Mary s’interrompit, regarda gravement Klein et reprit : « Détective Moriarty, je suis persuadée que vous pouvez m’aider, pas seulement en raison de votre performance dans cette affaire, mais aussi en raison de l’approbation de Mike, des louanges d’Aaron et des éloges de Talim. De plus, je sais que vous avez largement contribué à la résolution de cette affaire de meurtres en série. Ne vous inquiétez pas, vous serez bien payé. »
Vos paroles me font plaisir mais il me semble que quelque chose cloche…
À moins que la police n’ait été soudoyée, elle aurait probablement déjà transféré l’affaire aux Faucons de Nuit et avec des moyens Transcendants tels que la divination, aucune lettre composée de mots tirés d’un journal n’aurait pu échapper à leur détection. Soit l’expéditeur aurait déjà été pris soit il a les moyens d’interférer avec la divination… et dans ce cas, les Faucons de Nuit auraient lancé une intervention officielle à grande échelle.
D’une manière ou d’une autre, les choses ne se passeraient pas comme elles sont actuellement gérées…
Klein ne répondit pas tout de suite mais pris le temps d’analyser soigneusement ce qu’il y avait d’anormal dans cette histoire. Le salon était étrangement silencieux ce qui, pour une raison inconnue, rendit les deux femmes un peu mal à l’aise.
À un moment donné, Klein sortit une pièce de monnaie qu’il fit rebondir et rouler entre ses doigts, comme si c’était une habitude pour lui lorsqu’il se concentrait.
Soudain, la pièce s’envola puis est retombée sur la paume de sa main, côté pile vers le haut.
Klein, qui cherchait à savoir si cette affaire comportait un danger, fut surprit d’obtenir une réponse négative.
Si cette menace est réelle et même si l’expéditeur de la lettre n’a pas de capacités considérables, il devrait tout de même y avoir un certain degré de danger. Le contraire est impossible… Est-ce une simple menace ? Ou…
Soudain, quelque chose lui traversa l’esprit.

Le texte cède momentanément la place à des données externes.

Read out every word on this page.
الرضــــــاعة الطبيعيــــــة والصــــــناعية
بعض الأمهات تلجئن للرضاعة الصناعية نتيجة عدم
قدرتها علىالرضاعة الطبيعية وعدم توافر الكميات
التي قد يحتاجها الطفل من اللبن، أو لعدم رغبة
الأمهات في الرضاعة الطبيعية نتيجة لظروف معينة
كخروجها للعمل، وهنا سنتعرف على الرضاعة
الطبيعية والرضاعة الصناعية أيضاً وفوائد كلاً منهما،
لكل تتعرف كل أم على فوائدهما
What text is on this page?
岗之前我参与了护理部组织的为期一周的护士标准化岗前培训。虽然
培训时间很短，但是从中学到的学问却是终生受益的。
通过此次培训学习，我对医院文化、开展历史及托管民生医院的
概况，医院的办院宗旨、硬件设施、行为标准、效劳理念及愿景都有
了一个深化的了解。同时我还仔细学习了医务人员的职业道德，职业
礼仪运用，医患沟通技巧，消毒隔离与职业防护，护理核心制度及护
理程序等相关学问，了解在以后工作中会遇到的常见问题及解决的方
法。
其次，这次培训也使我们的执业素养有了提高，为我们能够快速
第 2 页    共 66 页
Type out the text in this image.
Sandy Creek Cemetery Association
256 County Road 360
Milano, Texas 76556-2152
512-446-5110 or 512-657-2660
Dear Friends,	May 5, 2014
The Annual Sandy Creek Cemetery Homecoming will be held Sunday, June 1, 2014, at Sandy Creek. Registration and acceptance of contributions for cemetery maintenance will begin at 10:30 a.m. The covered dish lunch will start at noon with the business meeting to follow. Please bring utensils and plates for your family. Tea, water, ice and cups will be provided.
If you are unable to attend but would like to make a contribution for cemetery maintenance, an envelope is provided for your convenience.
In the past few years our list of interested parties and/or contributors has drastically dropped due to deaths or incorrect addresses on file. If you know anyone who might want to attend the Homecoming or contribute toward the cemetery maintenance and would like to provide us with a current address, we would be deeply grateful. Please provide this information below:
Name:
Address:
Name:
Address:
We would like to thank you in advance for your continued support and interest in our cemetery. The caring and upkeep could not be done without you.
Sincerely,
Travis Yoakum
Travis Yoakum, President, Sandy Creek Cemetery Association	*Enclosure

– « Ne vous inquiétez pas, Mme Mary », dit-il en souriant. Vous pouvez rentrer tranquillement chez vous. Si quelqu’un vient vous voir dans les deux prochains jours pour discuter de cette affaire afin de la rendre publique, permettant ainsi aux citoyens de connaître les véritables intentions de ces propriétaires d’usine afin de susciter la colère de la population, vous serez tranquille. »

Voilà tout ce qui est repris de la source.